Adapun ekstensifikasi adalah penambahan luas area yang akan ditanami. Ekstensifikasi pertanian dilakukan dengan mendorong untuk menghidupkan tanah mati dan memagarinya. Juga pemberian tanah secara cuma-cuma oleh negara kepada mereka yang mampu bertani yang tidak memiliki tanah, mereka yang memiliki area tanah sempit, dan termasuk tanah yang berada di bawah kekuasaan negara.

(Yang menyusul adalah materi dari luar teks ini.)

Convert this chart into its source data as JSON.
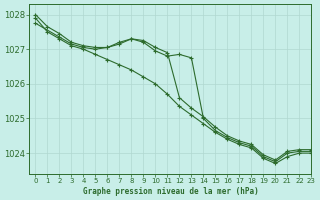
{
  "title": "Graphe pression niveau de la mer (hPa)",
  "bg_color": "#c8eee8",
  "grid_color": "#b0d8d0",
  "line_color": "#2d6b2d",
  "xlim": [
    -0.5,
    23
  ],
  "ylim": [
    1023.4,
    1028.3
  ],
  "yticks": [
    1024,
    1025,
    1026,
    1027,
    1028
  ],
  "xticks": [
    0,
    1,
    2,
    3,
    4,
    5,
    6,
    7,
    8,
    9,
    10,
    11,
    12,
    13,
    14,
    15,
    16,
    17,
    18,
    19,
    20,
    21,
    22,
    23
  ],
  "series": [
    {
      "x": [
        0,
        1,
        2,
        3,
        4,
        5,
        6,
        7,
        8,
        9,
        10,
        11,
        12,
        13,
        14,
        15,
        16,
        17,
        18,
        19,
        20,
        21,
        22,
        23
      ],
      "y": [
        1028.0,
        1027.65,
        1027.45,
        1027.2,
        1027.1,
        1027.05,
        1027.05,
        1027.15,
        1027.3,
        1027.2,
        1026.95,
        1026.8,
        1026.85,
        1026.75,
        1025.0,
        1024.65,
        1024.45,
        1024.3,
        1024.2,
        1023.9,
        1023.75,
        1024.0,
        1024.05,
        1024.05
      ]
    },
    {
      "x": [
        0,
        1,
        2,
        3,
        4,
        5,
        6,
        7,
        8,
        9,
        10,
        11,
        12,
        13,
        14,
        15,
        16,
        17,
        18,
        19,
        20,
        21,
        22,
        23
      ],
      "y": [
        1027.9,
        1027.5,
        1027.3,
        1027.1,
        1027.0,
        1026.85,
        1026.7,
        1026.55,
        1026.4,
        1026.2,
        1026.0,
        1025.7,
        1025.35,
        1025.1,
        1024.85,
        1024.6,
        1024.4,
        1024.25,
        1024.15,
        1023.85,
        1023.7,
        1023.9,
        1024.0,
        1024.0
      ]
    },
    {
      "x": [
        0,
        2,
        3,
        4,
        5,
        6,
        7,
        8,
        9,
        10,
        11,
        12,
        13,
        14,
        15,
        16,
        17,
        18,
        19,
        20,
        21,
        22,
        23
      ],
      "y": [
        1027.75,
        1027.35,
        1027.15,
        1027.05,
        1027.0,
        1027.05,
        1027.2,
        1027.3,
        1027.25,
        1027.05,
        1026.9,
        1025.6,
        1025.3,
        1025.05,
        1024.75,
        1024.5,
        1024.35,
        1024.25,
        1023.95,
        1023.8,
        1024.05,
        1024.1,
        1024.1
      ]
    }
  ]
}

Negara akan mengambil tanah dari tiap-tiap warga yang menelantarkan tanahnya selama tiga tahun berturut-turut, untuk selanjutnya memberikannya kepada individu warga yang mampu untuk mengolahnya. Ini sebagaimana hadis Rasulullah saw.,
مَنْ أَحْيَى أَرْضًا مَيْتَةً فَهِيَ لَهُ
“Siapa saja yang menghidupkan tanah mati maka tanah itu menjadi miliknya.” (HR Tirmidzi dan Abu Dawud).
Khilafah akan memfasilitasi beragam riset dan inovasi pertanian demi meningkatkan produktivitas pertanian di dalam negeri. Hal ini termasuk perlunya riset mengenai penemuan pupuk alternatif dengan bahan baku alternatif sehingga tidak harus mengandalkan bahan baku impor untuk memproduksi pupuk dan memenuhi kebutuhan pupuk dalam negeri.
Tidak lupa, khalifah selaku pemimpin negara Islam akan melakukan inspeksi secara intensif sampai ke pelosok desa sehingga mengetahui betul kondisi rakyat dan kebutuhan mereka. Khalifah memiliki data lengkap perihal inventarisasi tanah, sumber daya lahan, profil petani, beserta seluruh kebutuhannya agar tepat dalam memberikan penanganan. Khalifah menjamin distribusi pupuk dan mengawasi rantai pasoknya agar pupuk tidak mengalami kelangkaan atau harganya melonjak hingga merugikan para petani.